A bottom-up, multi-scale theory for transient mass transport of redox-active species through porous electrodes beyond the pseudo-steady limit

Abstract

New theory is presented for the dynamic response of redox-active electrolyte flowing through porous electrodes under time-dependent applied current. This is done by introducing certain frequency-dependent transfer functions (TFs) that incorporate pore-scale transport physics. One TF – dubbed the spectral Sherwood number – extends the film law of mass transfer (FLoMT) to transient conditions. Another TF captures the acceleration/suppression of solute advection that results from pore-scale velocity/concentration gradients. Numerical results are shown for the frequency-dependent TFs of solid cylinders in crossflow to represent porous electrodes commonly used in flow batteries (FBs).
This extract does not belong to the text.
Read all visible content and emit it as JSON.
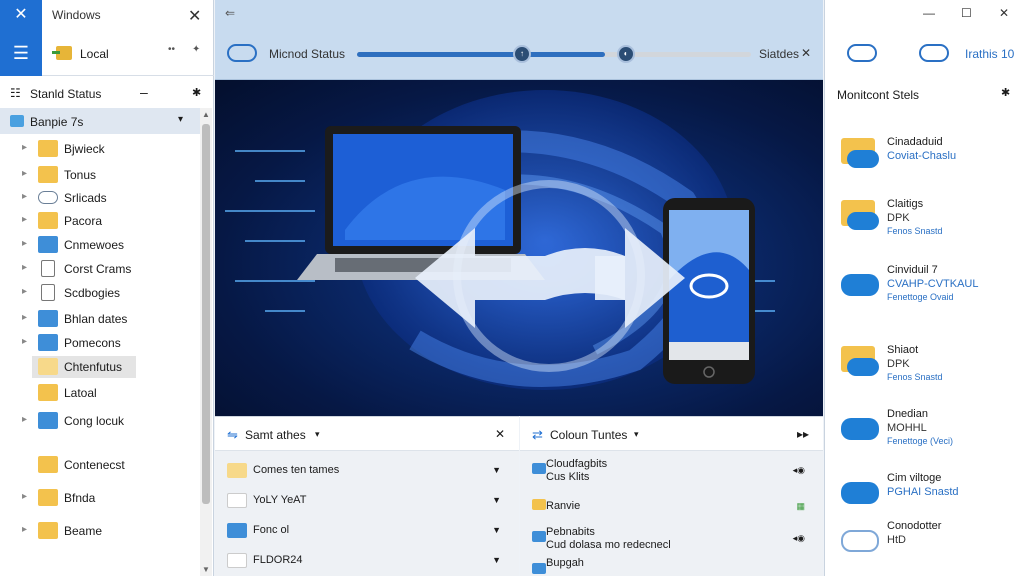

Spectral regions are observed where a transition from lagless response to semi-infinite Warburg response occurs with increasing frequency. The embedding of these TFs into an up-scaled model is also formulated to obtain the time-domain response of FBs. Without adjustable parameters this model predicts polarization in agreement with transient FB experiments, despite systematic overprediction by the conventional FLoMT model. Analysis of concentration polarization and reactant concentration is also used to construct non-dimensional maps of operational space. These predictions show that fast current fluctuations are sustained even when current exceeds the limiting current expected from the time-invariant FLoMT without solute advection suppression/acceleration, suggesting implications for electrochemical conversion and separations devices in addition.